The development of process mineralogy at Falconbridge Limited and application to the Raglan Mill
Assessment of opportunities to improve mineral processing performance in existing concentrators and in describing undeveloped orebodies is key to improving the business case of a mining company. This assessment has traditionally been performed using the distinct and separate inputs from mineral processing and mineral science. More recently, process mineralogy has been used to integrate these two disciplines. This trend has been driven by the need to develop and process more challenging ore deposits, and has been assisted by the availability of modern automated instruments. Together with the acquisition of a QemSCAN (quantitative evaluation of materials by scanning electron microscope) from CSIRO in Australia, and with the use of a supporting SEM with EDX/WDX capabilities and an XRD, the development of process mineralogy at Falconbridge commenced in 1997.
The sampling challenges in presenting a QemSCAN with representative sample material at the polished section level are significant, but have been effectively addressed.

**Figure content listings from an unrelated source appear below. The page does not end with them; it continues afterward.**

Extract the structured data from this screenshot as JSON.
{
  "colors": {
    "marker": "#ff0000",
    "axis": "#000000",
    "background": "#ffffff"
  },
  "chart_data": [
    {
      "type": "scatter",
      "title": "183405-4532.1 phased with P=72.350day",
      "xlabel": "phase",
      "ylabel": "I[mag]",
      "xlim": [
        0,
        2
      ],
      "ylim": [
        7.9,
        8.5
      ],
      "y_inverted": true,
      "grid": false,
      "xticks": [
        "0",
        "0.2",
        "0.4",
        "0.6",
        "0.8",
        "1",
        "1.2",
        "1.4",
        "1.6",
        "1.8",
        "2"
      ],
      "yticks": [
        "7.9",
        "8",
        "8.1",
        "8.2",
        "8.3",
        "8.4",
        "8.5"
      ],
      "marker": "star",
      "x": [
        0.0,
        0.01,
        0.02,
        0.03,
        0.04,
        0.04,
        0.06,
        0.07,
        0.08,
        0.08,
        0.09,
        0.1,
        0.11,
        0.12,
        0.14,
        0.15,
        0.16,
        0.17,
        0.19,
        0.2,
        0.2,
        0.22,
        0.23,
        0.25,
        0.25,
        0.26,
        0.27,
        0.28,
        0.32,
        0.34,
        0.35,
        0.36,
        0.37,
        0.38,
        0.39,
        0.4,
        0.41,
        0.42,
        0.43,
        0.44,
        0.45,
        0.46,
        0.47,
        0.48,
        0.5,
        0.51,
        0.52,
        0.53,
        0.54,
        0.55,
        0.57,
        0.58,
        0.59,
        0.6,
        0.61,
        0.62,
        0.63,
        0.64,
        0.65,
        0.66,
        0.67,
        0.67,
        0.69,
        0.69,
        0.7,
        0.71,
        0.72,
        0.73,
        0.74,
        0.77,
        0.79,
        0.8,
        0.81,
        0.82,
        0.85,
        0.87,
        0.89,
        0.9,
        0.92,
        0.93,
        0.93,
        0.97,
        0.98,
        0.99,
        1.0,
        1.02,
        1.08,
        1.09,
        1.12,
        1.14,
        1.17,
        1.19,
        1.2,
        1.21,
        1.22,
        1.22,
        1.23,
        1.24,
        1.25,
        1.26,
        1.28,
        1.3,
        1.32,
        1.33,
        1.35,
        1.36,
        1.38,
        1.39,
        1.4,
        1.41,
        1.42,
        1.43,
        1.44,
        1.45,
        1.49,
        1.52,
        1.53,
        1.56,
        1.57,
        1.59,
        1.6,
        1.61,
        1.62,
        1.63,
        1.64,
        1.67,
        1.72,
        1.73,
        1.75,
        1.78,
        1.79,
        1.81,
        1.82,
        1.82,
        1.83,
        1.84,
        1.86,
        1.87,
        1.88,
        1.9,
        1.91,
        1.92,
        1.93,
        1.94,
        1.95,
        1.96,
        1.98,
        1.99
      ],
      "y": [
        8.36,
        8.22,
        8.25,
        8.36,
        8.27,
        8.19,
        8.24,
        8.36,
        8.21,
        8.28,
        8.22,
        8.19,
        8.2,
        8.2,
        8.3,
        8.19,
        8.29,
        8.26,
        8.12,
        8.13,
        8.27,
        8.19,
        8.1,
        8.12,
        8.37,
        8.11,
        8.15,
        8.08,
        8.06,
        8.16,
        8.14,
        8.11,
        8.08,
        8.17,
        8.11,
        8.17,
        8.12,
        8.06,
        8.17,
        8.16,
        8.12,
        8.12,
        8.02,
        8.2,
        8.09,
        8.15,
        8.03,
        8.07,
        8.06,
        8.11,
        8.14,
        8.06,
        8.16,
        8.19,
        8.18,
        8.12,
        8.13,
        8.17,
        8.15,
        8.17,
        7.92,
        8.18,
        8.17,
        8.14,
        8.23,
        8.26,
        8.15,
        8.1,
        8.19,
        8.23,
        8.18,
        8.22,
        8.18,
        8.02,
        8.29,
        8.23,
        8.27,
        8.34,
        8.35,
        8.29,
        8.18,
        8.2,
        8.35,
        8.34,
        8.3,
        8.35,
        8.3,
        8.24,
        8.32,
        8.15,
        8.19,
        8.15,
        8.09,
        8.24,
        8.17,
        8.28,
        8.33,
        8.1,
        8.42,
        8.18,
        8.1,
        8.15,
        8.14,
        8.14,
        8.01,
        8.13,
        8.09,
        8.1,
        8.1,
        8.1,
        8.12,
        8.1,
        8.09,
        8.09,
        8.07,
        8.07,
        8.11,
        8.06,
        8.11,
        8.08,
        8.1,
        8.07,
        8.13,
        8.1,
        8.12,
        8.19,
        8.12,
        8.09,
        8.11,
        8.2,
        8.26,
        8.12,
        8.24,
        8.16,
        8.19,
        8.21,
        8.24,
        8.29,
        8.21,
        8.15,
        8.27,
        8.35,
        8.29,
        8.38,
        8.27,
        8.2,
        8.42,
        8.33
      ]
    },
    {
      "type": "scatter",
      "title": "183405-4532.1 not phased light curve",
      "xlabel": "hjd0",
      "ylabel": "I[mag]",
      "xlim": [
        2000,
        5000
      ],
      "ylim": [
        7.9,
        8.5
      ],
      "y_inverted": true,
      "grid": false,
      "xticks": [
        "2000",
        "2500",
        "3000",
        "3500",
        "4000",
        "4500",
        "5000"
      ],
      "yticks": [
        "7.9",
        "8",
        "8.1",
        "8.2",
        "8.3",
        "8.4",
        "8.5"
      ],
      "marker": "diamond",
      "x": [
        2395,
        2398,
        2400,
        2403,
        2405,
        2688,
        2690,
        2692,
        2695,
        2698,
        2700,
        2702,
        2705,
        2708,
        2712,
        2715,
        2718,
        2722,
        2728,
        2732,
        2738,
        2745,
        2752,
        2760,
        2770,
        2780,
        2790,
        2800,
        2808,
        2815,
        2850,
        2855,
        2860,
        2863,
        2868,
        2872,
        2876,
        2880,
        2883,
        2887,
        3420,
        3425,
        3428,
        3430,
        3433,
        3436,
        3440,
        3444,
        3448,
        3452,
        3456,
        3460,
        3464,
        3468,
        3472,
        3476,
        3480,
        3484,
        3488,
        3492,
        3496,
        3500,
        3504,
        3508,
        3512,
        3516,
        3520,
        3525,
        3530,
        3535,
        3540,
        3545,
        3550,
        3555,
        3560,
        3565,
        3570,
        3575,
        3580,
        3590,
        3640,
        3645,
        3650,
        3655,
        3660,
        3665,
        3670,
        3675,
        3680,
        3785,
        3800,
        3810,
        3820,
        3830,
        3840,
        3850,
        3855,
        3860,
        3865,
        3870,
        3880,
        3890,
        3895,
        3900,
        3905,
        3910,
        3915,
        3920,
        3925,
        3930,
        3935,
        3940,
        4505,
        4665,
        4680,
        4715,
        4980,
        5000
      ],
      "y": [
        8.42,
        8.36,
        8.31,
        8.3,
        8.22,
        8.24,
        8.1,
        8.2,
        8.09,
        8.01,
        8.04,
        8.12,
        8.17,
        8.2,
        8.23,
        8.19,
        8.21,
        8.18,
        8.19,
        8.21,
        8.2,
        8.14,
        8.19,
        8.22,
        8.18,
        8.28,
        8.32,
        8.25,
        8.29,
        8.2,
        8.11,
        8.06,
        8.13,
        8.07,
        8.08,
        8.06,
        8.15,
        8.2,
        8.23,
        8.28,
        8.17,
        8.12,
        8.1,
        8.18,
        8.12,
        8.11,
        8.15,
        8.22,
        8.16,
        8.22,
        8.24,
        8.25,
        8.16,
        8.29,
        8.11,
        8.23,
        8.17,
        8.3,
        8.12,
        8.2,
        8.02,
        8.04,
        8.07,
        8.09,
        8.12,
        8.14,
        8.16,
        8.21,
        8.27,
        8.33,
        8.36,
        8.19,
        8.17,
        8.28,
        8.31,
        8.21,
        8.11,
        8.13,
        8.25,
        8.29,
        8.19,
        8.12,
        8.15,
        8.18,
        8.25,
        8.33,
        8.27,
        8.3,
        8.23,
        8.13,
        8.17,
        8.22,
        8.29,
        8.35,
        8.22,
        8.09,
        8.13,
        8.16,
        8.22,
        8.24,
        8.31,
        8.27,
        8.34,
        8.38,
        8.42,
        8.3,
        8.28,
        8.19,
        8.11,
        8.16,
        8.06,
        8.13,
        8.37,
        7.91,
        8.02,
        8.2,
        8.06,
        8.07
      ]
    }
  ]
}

The full description of this aspect is beyond the scope of this paper. It is shown that, by use of this approach, the set nature of an orebody can be best exploited with selected flowsheet changes in a concentrator which address the generic characteristics of the orebody. In this way, the flowsheet provides a process that more effectively fits the mineral processing requirements of the ore. This leads to clear and tangible improvements in grade and recovery.